Robert pulls over at the end of the wooden bridge. He checks the side-view mirror for oncoming cars and then tells the boys it’s okay to get out now. They follow behind him, single file, down the dirt slope to the moss-covered rocks, where the river water comes up and laps at the toes of their shoes.
Andrew slips at the bottom and falls on his side. He rolls over and stands up. His glasses are fogged and he takes them off and rubs them with his dirty shirt. Now they’re dirty and he takes them off again and hands them to Robert.
“Can you get these clean for me, Dad?” he asks.
Robert wets his thumb and rubs the dirt off, huffs on each eyeglass, fogging up the lenses, then wipes them clear with the cuff of his shirt.
They sit under the bridge with their backs against a slab of sloped stone. It’s cold, still spring, and Andrew shivers with his knees pressed up against his chest. Nathan squats by the mouth of the river, looking like a hunchback, flicking broken bits of gravel into the water. Robert smokes and the smoke drifts over the river like a fog.
“What’re we doing down here?” Andrew asks.
“Taking some time,” Robert says. “When do I get the two of you to myself for longer than ten minutes?”
“I don’t know.”
“Nathan, come over here. Sit beside your brother.”
Nathan lumbers over, caveman-like, and leans back against the stone. In a few years he’ll be as tall as Robert, maybe taller.

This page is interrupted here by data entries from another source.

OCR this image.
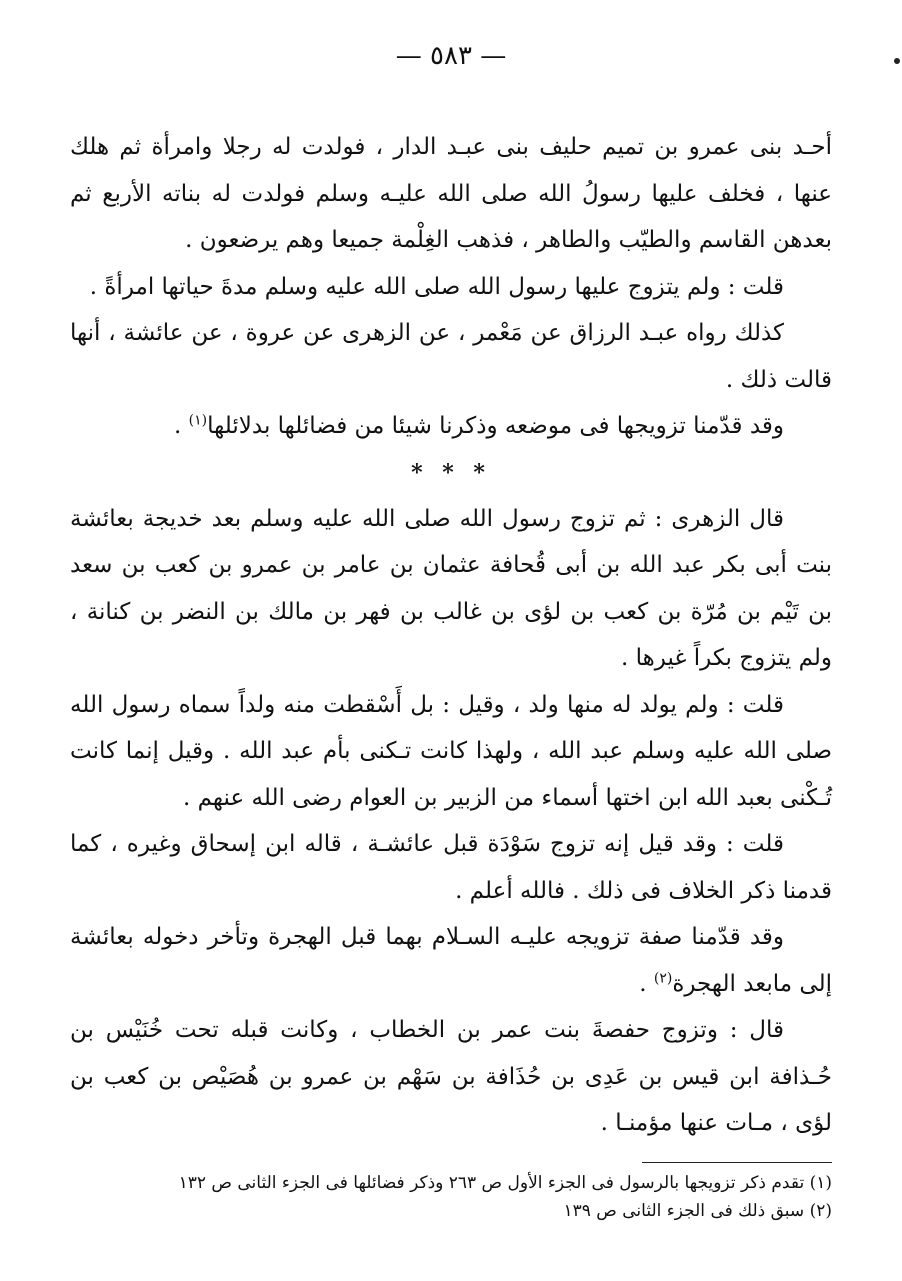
— ٥٨٣ —

أحـد بنى عمرو بن تميم حليف بنى عبـد الدار ، فولدت له رجلا وامرأة ثم هلك عنها ، فخلف عليها رسولُ الله صلى الله عليـه وسلم فولدت له بناته الأربع ثم بعدهن القاسم والطيّب والطاهر ، فذهب الغِلْمة جميعا وهم يرضعون .

قلت : ولم يتزوج عليها رسول الله صلى الله عليه وسلم مدةَ حياتها امرأةً .

كذلك رواه عبـد الرزاق عن مَعْمر ، عن الزهرى عن عروة ، عن عائشة ، أنها قالت ذلك .

وقد قدّمنا تزويجها فى موضعه وذكرنا شيئا من فضائلها بدلائلها$^{(١)}$ .

* * *

قال الزهرى : ثم تزوج رسول الله صلى الله عليه وسلم بعد خديجة بعائشة بنت أبى بكر عبد الله بن أبى قُحافة عثمان بن عامر بن عمرو بن كعب بن سعد بن تَيْم بن مُرّة بن كعب بن لؤى بن غالب بن فهر بن مالك بن النضر بن كنانة ، ولم يتزوج بكراً غيرها .

قلت : ولم يولد له منها ولد ، وقيل : بل أَسْقطت منه ولداً سماه رسول الله صلى الله عليه وسلم عبد الله ، ولهذا كانت تـكنى بأم عبد الله . وقيل إنما كانت تُـكْنى بعبد الله ابن اختها أسماء من الزبير بن العوام رضى الله عنهم .

قلت : وقد قيل إنه تزوج سَوْدَة قبل عائشـة ، قاله ابن إسحاق وغيره ، كما قدمنا ذكر الخلاف فى ذلك . فالله أعلم .

وقد قدّمنا صفة تزويجه عليـه السـلام بهما قبل الهجرة وتأخر دخوله بعائشة إلى مابعد الهجرة$^{(٢)}$ .

قال : وتزوج حفصةَ بنت عمر بن الخطاب ، وكانت قبله تحت خُنَيْس بن حُـذافة ابن قيس بن عَدِى بن حُذَافة بن سَهْم بن عمرو بن هُصَيْص بن كعب بن لؤى ، مـات عنها مؤمنـا .

(١) تقدم ذكر تزويجها بالرسول فى الجزء الأول ص ٢٦٣ وذكر فضائلها فى الجزء الثانى ص ١٣٢

(٢) سبق ذلك فى الجزء الثانى ص ١٣٩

He’ll have to get used to dipping his head down in public places.
“I have something I want to say to the two of you.”
“What is it, Dad?” Andrew asks.
“It’s a delicate issue.”
“Delicate?”
“Like your mother’s glassware, except in a different way. Nathan, are you listening?”
“Yes.”
“Look at me. I’m talking about love. I want to tell you boys that I love you. I love you more than anything in this world and it’s important for me that you know I do. Do you know I do?”
Andrew straightens up. Nathan grips his knees with his large hands.
“Do you love your father?”
“Sure, Dad,” Nathan says.
“Andrew? Do you love your father?”
“I guess so,” Andrew says.
“Why do you have to guess?”
“I don’t know,” Andrew says and bows his head.
“Okay. That’s okay.”
The boys look at each other, communicating in silence the awkwardness of this moment, and Robert knows, as well, that if he and Brian were down here with Red, they might have already leapt into the river. Of course, their father had never told them he loved them, never like this, anyway, and Robert doesn’t know if this is the best way to tell them or if, given another shot in the future, it will scare them just the same to hear his voice, soft but firm, talking about love.
“Can we go now, Dad?” Andrew says. “It’s freezing down here.”
“In a minute.”
They sit in silence for a while. Robert smokes and looks at the river. Andrew rubs his hands up and down his arms. Nathan bites his fingernails.
“All right,” Robert says. “We can go now.”
They walk back up to the top and stand at the bridge railing and look at the river. Robert wonders if he was convincing enough, if his sons believe that he loves them as much as he says he does. Every rushed hug, every kiss on the corner of the lips, an awkward exchange, not a show of love, really, as much as proof that men shouldn’t engage in soft, physical contact for more than a few seconds. In one quick motion, Robert moves behind Andrew and picks him up and hangs him over the wooden rails so that his feet dangle in the air.